Building sites can be dangerous places, so it’s important to safeguard yourself and others. Protective clothing is very cheap and is the last line of defence in preventing injury or worse.
You can buy a hard hat, steel toe-capped wellies, goggles, ear defenders and a hi-vis vest for just £32 all-in from Screwfix.
So buy a set for the sake of your own safety, and insist that others (operatives and visitors) wear the right protective clothing on site, too.
This is a false economy. There will always be cuts to make and breakages on site, and purchasing another pallet load at this point will cost you a bomb in terms of the transport charges.
Always over-order on bricks and tiles by at least 10% (or 15% for reclaimed items).
This is an important one. If your self build project qualifies for an exemption from the Community Infrastructure Levy (CIL) development tax, there are four steps to take.
At the planning stages, you first have to assume liability and then submit Part 1 of Form 7 to claim your exemption.
The next step is the one that many people forget: before you start work on site, you must notify your local authority by submitting Form 6 (Notification of the Commencement of Work).
If you don’t, the full CIL charge will become due. When you’ve finished the scheme, you must submit Part 2 of Form 7 within six months of completion.
If you’re self building, you have a great opportunity to create a home that can be as tailored to your lifestyle now as it is in 10 years’ time.
A good example is the roof space. If there’s potential to expand into this at some future date, then think about where the stairs could go to make this happen.
You will need 2m of headroom above the pitch line of the stairs (1.9m is acceptable in some instances but will feel a bit cramped).
Read more: Complete Guide to Loft Conversion Projects
It’s pretty cheap to put in a double power socket during first fix work, but it’s expensive and disruptive to retrofit one after completion. Think hard about where they should go and if in doubt, put one in.

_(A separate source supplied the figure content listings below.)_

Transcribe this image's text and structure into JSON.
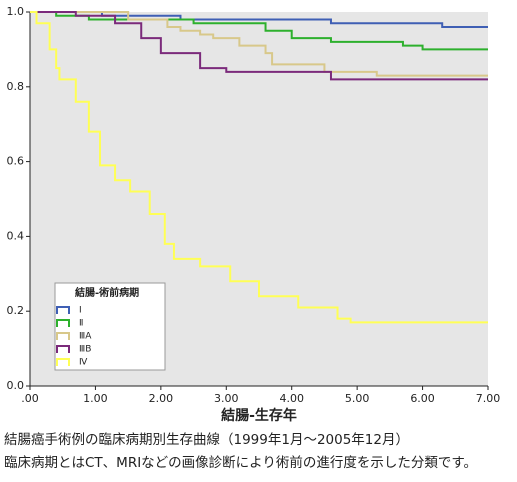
{
  "chart_data": {
    "type": "line",
    "step": true,
    "xlabel": "結腸-生存年",
    "xlim": [
      0,
      7
    ],
    "xticks": [
      {
        "value": 0,
        "label": ".00"
      },
      {
        "value": 1,
        "label": "1.00"
      },
      {
        "value": 2,
        "label": "2.00"
      },
      {
        "value": 3,
        "label": "3.00"
      },
      {
        "value": 4,
        "label": "4.00"
      },
      {
        "value": 5,
        "label": "5.00"
      },
      {
        "value": 6,
        "label": "6.00"
      },
      {
        "value": 7,
        "label": "7.00"
      }
    ],
    "ylim": [
      0,
      1
    ],
    "yticks": [
      {
        "value": 0,
        "label": "0.0"
      },
      0.2,
      0.4,
      0.6,
      0.8,
      {
        "value": 1,
        "label": "1.0"
      }
    ],
    "background": "#e6e6e6",
    "legend_title": "結腸-術前病期",
    "legend": "lower left",
    "series": [
      {
        "name": "Ⅰ",
        "color": "#3f5fb4",
        "x": [
          0,
          1.1,
          2.3,
          4.6,
          6.3,
          7
        ],
        "values": [
          1.0,
          0.99,
          0.98,
          0.97,
          0.96,
          0.96
        ]
      },
      {
        "name": "Ⅱ",
        "color": "#2db02d",
        "x": [
          0,
          0.4,
          0.9,
          2.5,
          3.6,
          4.0,
          4.6,
          5.7,
          6.0,
          7
        ],
        "values": [
          1.0,
          0.99,
          0.98,
          0.97,
          0.95,
          0.93,
          0.92,
          0.91,
          0.9,
          0.9
        ]
      },
      {
        "name": "ⅢA",
        "color": "#d8c88a",
        "x": [
          0,
          1.5,
          2.1,
          2.3,
          2.6,
          2.8,
          3.2,
          3.6,
          3.7,
          4.5,
          5.3,
          7
        ],
        "values": [
          1.0,
          0.98,
          0.96,
          0.95,
          0.94,
          0.93,
          0.91,
          0.89,
          0.86,
          0.84,
          0.83,
          0.83
        ]
      },
      {
        "name": "ⅢB",
        "color": "#7b2a7b",
        "x": [
          0,
          0.7,
          1.3,
          1.7,
          2.0,
          2.6,
          3.0,
          4.6,
          7
        ],
        "values": [
          1.0,
          0.99,
          0.97,
          0.93,
          0.89,
          0.85,
          0.84,
          0.82,
          0.82
        ]
      },
      {
        "name": "Ⅳ",
        "color": "#ffff55",
        "x": [
          0,
          0.1,
          0.3,
          0.4,
          0.45,
          0.7,
          0.9,
          1.07,
          1.3,
          1.53,
          1.83,
          2.06,
          2.2,
          2.6,
          3.06,
          3.5,
          4.1,
          4.7,
          4.9,
          7
        ],
        "values": [
          1.0,
          0.97,
          0.9,
          0.85,
          0.82,
          0.76,
          0.68,
          0.59,
          0.55,
          0.52,
          0.46,
          0.38,
          0.34,
          0.32,
          0.28,
          0.24,
          0.21,
          0.18,
          0.17,
          0.17
        ]
      }
    ],
    "caption": [
      "結腸癌手術例の臨床病期別生存曲線（1999年1月～2005年12月）",
      "臨床病期とはCT、MRIなどの画像診断により術前の進行度を示した分類です。"
    ]
  }
}
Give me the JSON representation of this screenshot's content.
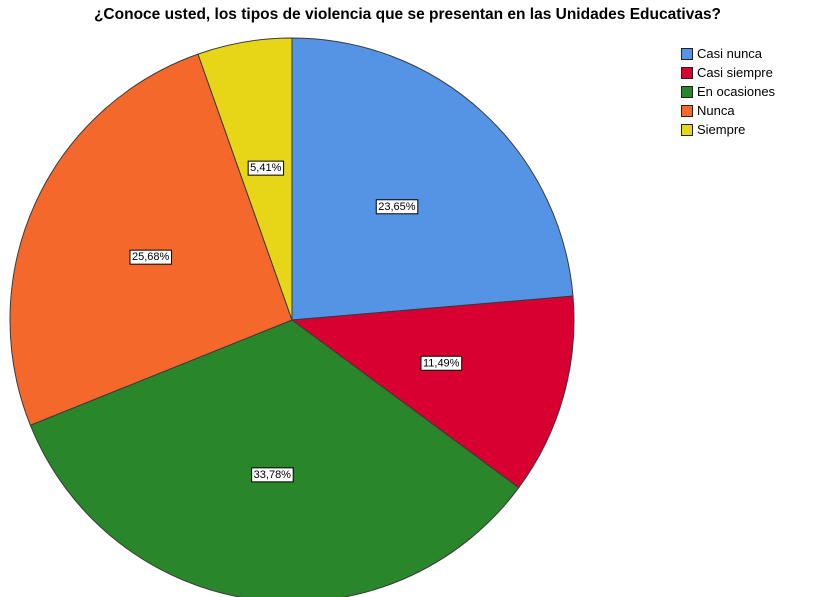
{
  "chart_data": {
    "type": "pie",
    "title": "¿Conoce usted, los tipos de violencia que se presentan en las Unidades Educativas?",
    "legend_position": "top-right",
    "slices": [
      {
        "label": "Casi nunca",
        "value": 23.65,
        "display": "23,65%",
        "color": "#5594e4"
      },
      {
        "label": "Casi siempre",
        "value": 11.49,
        "display": "11,49%",
        "color": "#d80030"
      },
      {
        "label": "En ocasiones",
        "value": 33.78,
        "display": "33,78%",
        "color": "#2a862a"
      },
      {
        "label": "Nunca",
        "value": 25.68,
        "display": "25,68%",
        "color": "#f4692b"
      },
      {
        "label": "Siempre",
        "value": 5.41,
        "display": "5,41%",
        "color": "#e6d617"
      }
    ]
  }
}
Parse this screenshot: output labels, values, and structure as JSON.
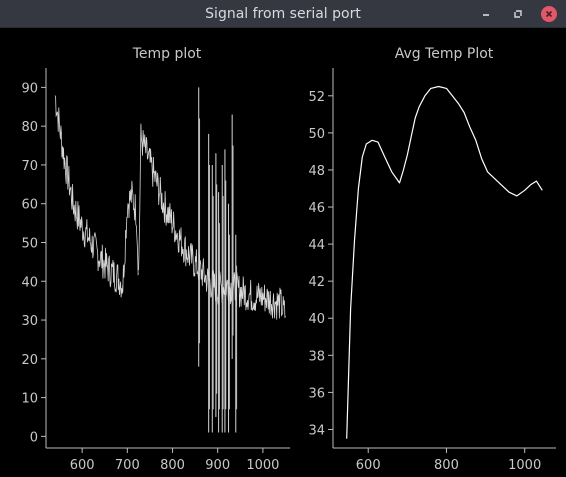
{
  "window": {
    "title": "Signal from serial port",
    "controls": {
      "minimize": "minimize-icon",
      "restore": "restore-icon",
      "close": "close-icon"
    }
  },
  "colors": {
    "background": "#000000",
    "titlebar": "#353841",
    "axis": "#bcbcbc",
    "trace": "#d6d6d6",
    "close": "#e0586a"
  },
  "chart_data": [
    {
      "type": "line",
      "title": "Temp plot",
      "xlabel": "",
      "ylabel": "",
      "xlim": [
        520,
        1060
      ],
      "ylim": [
        -3,
        95
      ],
      "xticks": [
        600,
        700,
        800,
        900,
        1000
      ],
      "yticks": [
        0,
        10,
        20,
        30,
        40,
        50,
        60,
        70,
        80,
        90
      ],
      "x_start": 540,
      "x_end": 1050,
      "segments": [
        {
          "x": [
            540,
            560,
            580,
            600,
            620,
            640,
            660,
            680,
            690
          ],
          "y": [
            88,
            72,
            60,
            54,
            50,
            46,
            43,
            41,
            39
          ]
        },
        {
          "x": [
            690,
            700,
            710,
            720,
            725
          ],
          "y": [
            39,
            60,
            62,
            58,
            42
          ]
        },
        {
          "x": [
            725,
            730,
            760,
            780,
            800,
            820,
            840,
            860
          ],
          "y": [
            42,
            77,
            67,
            60,
            55,
            50,
            46,
            43
          ]
        },
        {
          "x": [
            860,
            880,
            900,
            920,
            940
          ],
          "y": [
            43,
            40,
            38,
            39,
            38
          ]
        },
        {
          "x": [
            940,
            960,
            980,
            1000,
            1020,
            1040,
            1050
          ],
          "y": [
            38,
            37,
            36,
            36,
            35,
            34,
            31
          ]
        }
      ],
      "spikes": [
        {
          "x": 858,
          "lo": 18,
          "hi": 90
        },
        {
          "x": 880,
          "lo": 1,
          "hi": 78
        },
        {
          "x": 888,
          "lo": 1,
          "hi": 70
        },
        {
          "x": 896,
          "lo": 5,
          "hi": 73
        },
        {
          "x": 902,
          "lo": 1,
          "hi": 63
        },
        {
          "x": 910,
          "lo": 1,
          "hi": 70
        },
        {
          "x": 916,
          "lo": 1,
          "hi": 74
        },
        {
          "x": 924,
          "lo": 1,
          "hi": 60
        },
        {
          "x": 932,
          "lo": 20,
          "hi": 83
        },
        {
          "x": 940,
          "lo": 1,
          "hi": 52
        }
      ]
    },
    {
      "type": "line",
      "title": "Avg Temp Plot",
      "xlabel": "",
      "ylabel": "",
      "xlim": [
        510,
        1080
      ],
      "ylim": [
        33,
        53.5
      ],
      "xticks": [
        600,
        800,
        1000
      ],
      "yticks": [
        34,
        36,
        38,
        40,
        42,
        44,
        46,
        48,
        50,
        52
      ],
      "x": [
        545,
        555,
        565,
        575,
        585,
        595,
        610,
        625,
        640,
        660,
        680,
        690,
        700,
        710,
        720,
        730,
        745,
        760,
        780,
        800,
        815,
        830,
        845,
        860,
        875,
        890,
        905,
        920,
        940,
        960,
        980,
        1000,
        1015,
        1030,
        1045
      ],
      "y": [
        33.5,
        40.5,
        44.2,
        47.0,
        48.7,
        49.4,
        49.6,
        49.5,
        48.8,
        47.9,
        47.3,
        48.0,
        48.8,
        49.8,
        50.8,
        51.4,
        52.0,
        52.4,
        52.5,
        52.4,
        52.0,
        51.6,
        51.1,
        50.3,
        49.6,
        48.6,
        47.9,
        47.6,
        47.2,
        46.8,
        46.6,
        46.9,
        47.2,
        47.4,
        46.9
      ]
    }
  ]
}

Read more: Planning a Lighting Scheme & Cost Guide
Think about what electrical fixtures and fittings you’re going to have outside, and lay armoured cables to feed them.
Garages, sheds, electric gates, ponds, patios and garden lighting are common examples. Again, it’s relatively inexpensive to put these in at the early stages but a real pain if you subsequently need to dig up newly laid drives and pathways to install power.